BY KIM MOORE
A conversation about credit unions with the CEOs of Advantis Credit Union and OSU Federal Credit Union, followed by June's Powerlist.
BY KIM MOORE
CEO of Advantis Credit Union
OB: How has the economic recovery affected your lending strategy?
RC: After the downturn, consumer loan demand decreased. Now that the economy has recovered, we have seen the pent-up demand by consumers lead to a robust recovery in the auto-loan industry. Our auto portfolio increased by 71% last year. We also saw an increase in homeowner refinances, but that seems to be slowing a bit. With real estate values once again moving in a positive direction and with rates still relatively low, we have turned our focus toward the purchase market for mortgage loans.

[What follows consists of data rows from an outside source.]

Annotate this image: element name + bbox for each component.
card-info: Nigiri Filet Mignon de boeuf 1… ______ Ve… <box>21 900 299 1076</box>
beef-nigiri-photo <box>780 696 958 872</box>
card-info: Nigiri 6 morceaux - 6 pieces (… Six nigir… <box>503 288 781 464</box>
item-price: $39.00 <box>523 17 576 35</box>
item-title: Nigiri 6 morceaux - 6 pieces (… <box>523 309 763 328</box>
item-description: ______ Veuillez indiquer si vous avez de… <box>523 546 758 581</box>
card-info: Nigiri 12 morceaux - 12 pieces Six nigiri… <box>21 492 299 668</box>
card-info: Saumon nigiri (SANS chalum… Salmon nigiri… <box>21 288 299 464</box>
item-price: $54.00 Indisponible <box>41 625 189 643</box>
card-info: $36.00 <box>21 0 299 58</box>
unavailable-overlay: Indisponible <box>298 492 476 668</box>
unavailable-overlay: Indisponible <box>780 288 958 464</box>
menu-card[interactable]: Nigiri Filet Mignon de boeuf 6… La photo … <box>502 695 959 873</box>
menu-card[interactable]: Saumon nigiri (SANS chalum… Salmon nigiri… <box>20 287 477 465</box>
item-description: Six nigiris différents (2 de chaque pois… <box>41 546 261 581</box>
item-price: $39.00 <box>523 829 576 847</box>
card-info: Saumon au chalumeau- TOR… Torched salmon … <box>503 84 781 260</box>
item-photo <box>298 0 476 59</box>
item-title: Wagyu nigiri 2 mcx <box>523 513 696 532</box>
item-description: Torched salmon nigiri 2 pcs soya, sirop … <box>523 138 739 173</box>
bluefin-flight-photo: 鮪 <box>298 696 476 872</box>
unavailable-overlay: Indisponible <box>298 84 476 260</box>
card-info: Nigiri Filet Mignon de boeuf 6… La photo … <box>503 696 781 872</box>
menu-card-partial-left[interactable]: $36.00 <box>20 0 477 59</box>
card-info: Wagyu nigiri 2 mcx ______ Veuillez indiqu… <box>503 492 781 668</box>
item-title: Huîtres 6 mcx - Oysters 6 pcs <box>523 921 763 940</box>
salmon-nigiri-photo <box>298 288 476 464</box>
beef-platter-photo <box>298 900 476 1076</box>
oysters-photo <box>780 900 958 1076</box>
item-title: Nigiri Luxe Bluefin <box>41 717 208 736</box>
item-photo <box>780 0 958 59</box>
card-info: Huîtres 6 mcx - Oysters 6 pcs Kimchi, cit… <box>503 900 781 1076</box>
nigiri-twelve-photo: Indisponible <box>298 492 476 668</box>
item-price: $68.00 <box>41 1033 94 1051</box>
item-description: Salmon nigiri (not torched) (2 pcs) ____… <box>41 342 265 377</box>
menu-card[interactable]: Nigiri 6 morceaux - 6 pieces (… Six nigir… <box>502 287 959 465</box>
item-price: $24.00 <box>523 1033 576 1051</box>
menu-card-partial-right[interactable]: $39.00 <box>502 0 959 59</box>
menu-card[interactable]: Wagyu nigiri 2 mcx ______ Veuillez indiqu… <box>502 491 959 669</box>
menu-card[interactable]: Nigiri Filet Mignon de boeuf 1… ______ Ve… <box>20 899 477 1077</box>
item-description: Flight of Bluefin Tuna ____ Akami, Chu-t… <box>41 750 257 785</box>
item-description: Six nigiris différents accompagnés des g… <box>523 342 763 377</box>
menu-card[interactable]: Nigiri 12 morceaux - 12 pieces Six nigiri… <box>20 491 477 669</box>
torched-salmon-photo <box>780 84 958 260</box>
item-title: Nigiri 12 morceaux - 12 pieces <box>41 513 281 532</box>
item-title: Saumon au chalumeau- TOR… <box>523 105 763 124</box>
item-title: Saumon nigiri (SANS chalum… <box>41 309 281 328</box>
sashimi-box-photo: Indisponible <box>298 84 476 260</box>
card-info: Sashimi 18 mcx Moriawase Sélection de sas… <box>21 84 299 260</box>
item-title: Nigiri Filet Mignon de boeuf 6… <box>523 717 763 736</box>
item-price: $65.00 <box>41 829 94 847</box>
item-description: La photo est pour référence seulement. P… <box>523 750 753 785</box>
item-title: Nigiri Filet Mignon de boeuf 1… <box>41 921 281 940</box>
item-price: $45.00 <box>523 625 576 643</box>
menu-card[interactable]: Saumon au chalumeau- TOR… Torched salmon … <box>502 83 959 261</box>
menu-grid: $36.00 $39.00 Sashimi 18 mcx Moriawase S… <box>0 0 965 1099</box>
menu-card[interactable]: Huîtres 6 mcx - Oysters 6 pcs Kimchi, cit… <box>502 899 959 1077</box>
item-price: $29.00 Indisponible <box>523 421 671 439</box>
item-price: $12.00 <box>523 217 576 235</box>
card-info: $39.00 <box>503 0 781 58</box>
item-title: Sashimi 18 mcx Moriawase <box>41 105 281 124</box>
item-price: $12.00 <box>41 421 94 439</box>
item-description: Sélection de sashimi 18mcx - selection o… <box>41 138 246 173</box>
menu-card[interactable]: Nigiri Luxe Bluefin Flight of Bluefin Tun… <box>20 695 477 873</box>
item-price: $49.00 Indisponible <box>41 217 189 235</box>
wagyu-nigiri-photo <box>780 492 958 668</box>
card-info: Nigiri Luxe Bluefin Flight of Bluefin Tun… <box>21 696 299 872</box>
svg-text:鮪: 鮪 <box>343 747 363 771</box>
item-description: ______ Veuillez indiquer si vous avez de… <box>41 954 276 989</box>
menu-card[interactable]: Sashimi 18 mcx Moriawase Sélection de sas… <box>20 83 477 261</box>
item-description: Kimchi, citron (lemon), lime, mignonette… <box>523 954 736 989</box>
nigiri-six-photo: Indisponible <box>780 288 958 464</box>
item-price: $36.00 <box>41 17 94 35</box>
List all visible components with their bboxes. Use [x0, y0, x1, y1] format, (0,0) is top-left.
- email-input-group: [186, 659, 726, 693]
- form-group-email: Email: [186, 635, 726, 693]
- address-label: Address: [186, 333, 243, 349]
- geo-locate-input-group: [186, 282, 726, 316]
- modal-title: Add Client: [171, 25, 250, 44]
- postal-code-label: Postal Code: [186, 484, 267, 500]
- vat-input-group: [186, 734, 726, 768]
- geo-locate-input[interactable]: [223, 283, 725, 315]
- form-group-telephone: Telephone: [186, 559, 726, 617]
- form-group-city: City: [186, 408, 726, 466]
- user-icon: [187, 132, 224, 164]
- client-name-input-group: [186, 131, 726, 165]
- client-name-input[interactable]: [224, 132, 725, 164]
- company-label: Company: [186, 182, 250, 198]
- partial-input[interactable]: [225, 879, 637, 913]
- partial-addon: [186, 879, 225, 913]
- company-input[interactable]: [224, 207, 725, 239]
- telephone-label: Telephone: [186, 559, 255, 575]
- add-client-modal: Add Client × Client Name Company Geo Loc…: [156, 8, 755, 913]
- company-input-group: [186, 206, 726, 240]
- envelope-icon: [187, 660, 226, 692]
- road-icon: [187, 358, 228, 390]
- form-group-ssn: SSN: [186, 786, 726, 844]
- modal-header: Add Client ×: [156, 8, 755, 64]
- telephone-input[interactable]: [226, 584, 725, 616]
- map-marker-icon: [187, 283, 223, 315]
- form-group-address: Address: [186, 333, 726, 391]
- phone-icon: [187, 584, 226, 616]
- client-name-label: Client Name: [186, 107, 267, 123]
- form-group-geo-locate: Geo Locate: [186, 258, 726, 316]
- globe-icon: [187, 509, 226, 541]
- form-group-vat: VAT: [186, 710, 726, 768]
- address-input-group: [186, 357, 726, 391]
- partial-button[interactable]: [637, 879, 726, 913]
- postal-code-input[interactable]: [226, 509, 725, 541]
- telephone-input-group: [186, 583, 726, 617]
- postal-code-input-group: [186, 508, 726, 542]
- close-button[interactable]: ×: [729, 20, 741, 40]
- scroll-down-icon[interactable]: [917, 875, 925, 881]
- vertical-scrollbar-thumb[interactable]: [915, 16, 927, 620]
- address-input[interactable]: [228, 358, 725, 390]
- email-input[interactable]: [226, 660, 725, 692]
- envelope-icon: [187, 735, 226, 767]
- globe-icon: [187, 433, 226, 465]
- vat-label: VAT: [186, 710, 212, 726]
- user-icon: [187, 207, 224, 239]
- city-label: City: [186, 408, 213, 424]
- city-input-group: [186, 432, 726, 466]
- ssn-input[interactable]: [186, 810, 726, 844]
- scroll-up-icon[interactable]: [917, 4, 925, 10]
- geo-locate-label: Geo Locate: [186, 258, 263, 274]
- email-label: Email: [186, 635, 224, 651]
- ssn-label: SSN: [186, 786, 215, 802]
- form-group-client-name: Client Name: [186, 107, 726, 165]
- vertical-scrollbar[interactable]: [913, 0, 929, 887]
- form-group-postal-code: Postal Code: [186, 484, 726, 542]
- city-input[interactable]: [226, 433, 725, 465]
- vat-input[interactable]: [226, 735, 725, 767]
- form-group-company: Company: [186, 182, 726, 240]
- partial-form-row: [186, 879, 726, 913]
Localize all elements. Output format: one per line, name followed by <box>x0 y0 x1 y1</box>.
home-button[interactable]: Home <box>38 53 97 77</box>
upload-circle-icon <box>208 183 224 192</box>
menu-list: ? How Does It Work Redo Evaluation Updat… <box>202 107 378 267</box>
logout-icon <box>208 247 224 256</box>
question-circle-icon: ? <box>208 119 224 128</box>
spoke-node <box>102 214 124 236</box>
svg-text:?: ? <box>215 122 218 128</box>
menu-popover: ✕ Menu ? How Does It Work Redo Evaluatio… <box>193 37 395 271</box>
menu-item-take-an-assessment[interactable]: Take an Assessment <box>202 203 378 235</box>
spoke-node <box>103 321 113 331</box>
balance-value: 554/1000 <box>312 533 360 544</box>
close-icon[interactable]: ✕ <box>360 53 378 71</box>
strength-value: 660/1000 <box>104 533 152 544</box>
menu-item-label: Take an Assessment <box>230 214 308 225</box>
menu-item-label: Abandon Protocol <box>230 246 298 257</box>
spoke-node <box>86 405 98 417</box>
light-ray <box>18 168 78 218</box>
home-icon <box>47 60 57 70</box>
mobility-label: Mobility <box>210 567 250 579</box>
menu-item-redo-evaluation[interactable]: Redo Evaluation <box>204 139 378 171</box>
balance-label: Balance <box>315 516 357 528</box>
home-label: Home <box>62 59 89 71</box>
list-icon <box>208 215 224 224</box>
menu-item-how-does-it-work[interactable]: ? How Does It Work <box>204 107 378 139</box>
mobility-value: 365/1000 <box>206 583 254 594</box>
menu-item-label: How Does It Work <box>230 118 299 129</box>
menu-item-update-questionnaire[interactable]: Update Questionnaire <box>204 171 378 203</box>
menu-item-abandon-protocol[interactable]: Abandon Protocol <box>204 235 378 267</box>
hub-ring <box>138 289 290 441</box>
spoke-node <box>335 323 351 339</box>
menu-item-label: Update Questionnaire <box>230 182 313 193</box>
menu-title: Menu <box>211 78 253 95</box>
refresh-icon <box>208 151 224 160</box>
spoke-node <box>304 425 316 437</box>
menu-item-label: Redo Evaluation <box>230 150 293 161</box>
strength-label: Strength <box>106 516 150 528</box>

OB: Are more businesses coming to you for loans because of the economic recovery?
RC: Yes. Our commercial-loan portfolio grew 41% last year. During the downturn, as commercial banks backed away from the market, we experienced an increase in demand for commercial lending and are still seeing robust activity. Predominantly, we are a commercial real estate lender; however, we are looking at additional opportunities to better serve the small-business community.
OB: How do you distinguish yourself from other financial institutions?
RC: Our biggest challenge isn’t differentiating from other credit unions — it’s simply creating awareness of credit unions in general. There is still an education gap as to what credit unions are and what services we provide. When we are trying to distinguish Advantis, we like to rely on the fact that we have served the Portland area for more than 85 years, are stable, are financially sound and are consistently rated as a best value for consumers.
OB: Why do you think there is not much public awareness of credit unions?
RC: Nationally, there have been efforts to increase public awareness of credit unions. However, we still have work to do. I think of how the “Got Milk?” campaign raised awareness of the benefits of milk, and I think the credit union industry could benefit from the same type of campaign. The overall message of credit unions formed as cooperatives and returning earnings to members in the form of lower fees and better interest rates is a positive one.
OB: Credit unions still represent a small section of the financial services sector. Do you see any potential for future growth?
RC: There is significant opportunity for growth, particularly as consumers are looking for other options and a better value after the financial crisis. However, the nature of our cooperative model puts a restriction on our growth. Credit unions must maintain appropriated levels of capital and can only increase capital through earnings. This restriction is both a plus and a minus, as it ensures financial stability but limits how quickly we can grow.